Manage Your Strategic Plan’s Performance with a Scorecard - dummies

Manage Your Strategic Plan’s Performance with a Scorecard

By Erica Olsen

After you’ve researched, developed, and assembled your strategic plan, you’ve reached the point where you can actually operationalize and give your plan life. Remember that C-level leaders and board of directors expect your strategy to be well thought out, concise, persuasive, and easy to understand in just a few presentation slides.

Keep in mind that less is more as you write your strategy. Leaders and directors are looking for whether you have the skill to implement the strategy, not how deep you can get into the specifics.

Your corporate scorecard is a tool to help you monitor the progress of your business and your strategic plan. A scorecard consists of goals, measures, and targets.
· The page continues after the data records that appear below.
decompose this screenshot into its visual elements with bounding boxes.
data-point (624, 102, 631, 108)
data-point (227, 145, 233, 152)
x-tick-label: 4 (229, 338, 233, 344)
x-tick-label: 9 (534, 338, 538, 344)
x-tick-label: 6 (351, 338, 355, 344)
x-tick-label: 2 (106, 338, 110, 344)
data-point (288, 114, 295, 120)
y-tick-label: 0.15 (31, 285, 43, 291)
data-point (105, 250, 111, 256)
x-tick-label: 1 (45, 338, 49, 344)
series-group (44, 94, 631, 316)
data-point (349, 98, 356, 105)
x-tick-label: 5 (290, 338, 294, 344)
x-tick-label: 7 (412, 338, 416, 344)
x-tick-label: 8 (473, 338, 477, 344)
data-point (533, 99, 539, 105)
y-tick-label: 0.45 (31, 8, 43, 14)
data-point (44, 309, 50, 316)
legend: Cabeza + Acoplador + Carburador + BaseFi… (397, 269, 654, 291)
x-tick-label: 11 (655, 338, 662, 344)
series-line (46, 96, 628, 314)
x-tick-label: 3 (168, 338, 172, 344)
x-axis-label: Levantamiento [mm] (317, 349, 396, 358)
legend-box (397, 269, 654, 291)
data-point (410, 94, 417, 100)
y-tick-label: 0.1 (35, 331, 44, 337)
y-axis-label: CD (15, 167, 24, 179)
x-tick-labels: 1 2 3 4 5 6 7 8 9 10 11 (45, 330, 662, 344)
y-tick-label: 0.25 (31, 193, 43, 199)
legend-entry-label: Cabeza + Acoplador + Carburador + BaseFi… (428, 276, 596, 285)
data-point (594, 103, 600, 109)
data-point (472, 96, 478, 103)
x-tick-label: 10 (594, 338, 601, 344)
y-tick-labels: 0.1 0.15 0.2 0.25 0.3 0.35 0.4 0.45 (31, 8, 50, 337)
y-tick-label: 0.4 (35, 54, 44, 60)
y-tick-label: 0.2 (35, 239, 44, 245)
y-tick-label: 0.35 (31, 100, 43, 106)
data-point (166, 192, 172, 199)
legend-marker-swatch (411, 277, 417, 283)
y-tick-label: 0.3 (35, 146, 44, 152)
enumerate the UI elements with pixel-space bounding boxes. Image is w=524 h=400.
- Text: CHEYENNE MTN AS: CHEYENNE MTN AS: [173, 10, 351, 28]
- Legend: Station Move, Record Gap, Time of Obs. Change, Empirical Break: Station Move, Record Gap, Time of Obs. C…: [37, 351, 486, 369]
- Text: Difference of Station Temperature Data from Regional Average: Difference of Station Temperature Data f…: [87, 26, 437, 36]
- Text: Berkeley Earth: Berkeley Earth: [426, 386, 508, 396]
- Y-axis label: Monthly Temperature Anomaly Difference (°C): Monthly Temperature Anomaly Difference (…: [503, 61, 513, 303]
Goals are desired outcomes. You gauge the progress toward attaining a goal by one or more measures. Goals have causal relationships — one action causes another outcome. If you’ve established SMART goals, you can more easily pull out or delineate the measures you need to track.

A scorecard goal consists of two pieces:

  • Measure: A measure is an end point. It’s an explanation (word text) of what you want to achieve. Measures are also the indicators of how a business is performing relative to its goals and whether the overall strategy has been accomplished. For every goal, you should track at least one measure that tells you how you’re progressing toward achieving the desired outcome.

  • Target: Targets quantify (numeric) the outcome measures. Target measures are the specific numbers you need to hit in order to achieve your goal and can be expressed in weekly, monthly, or annual figures.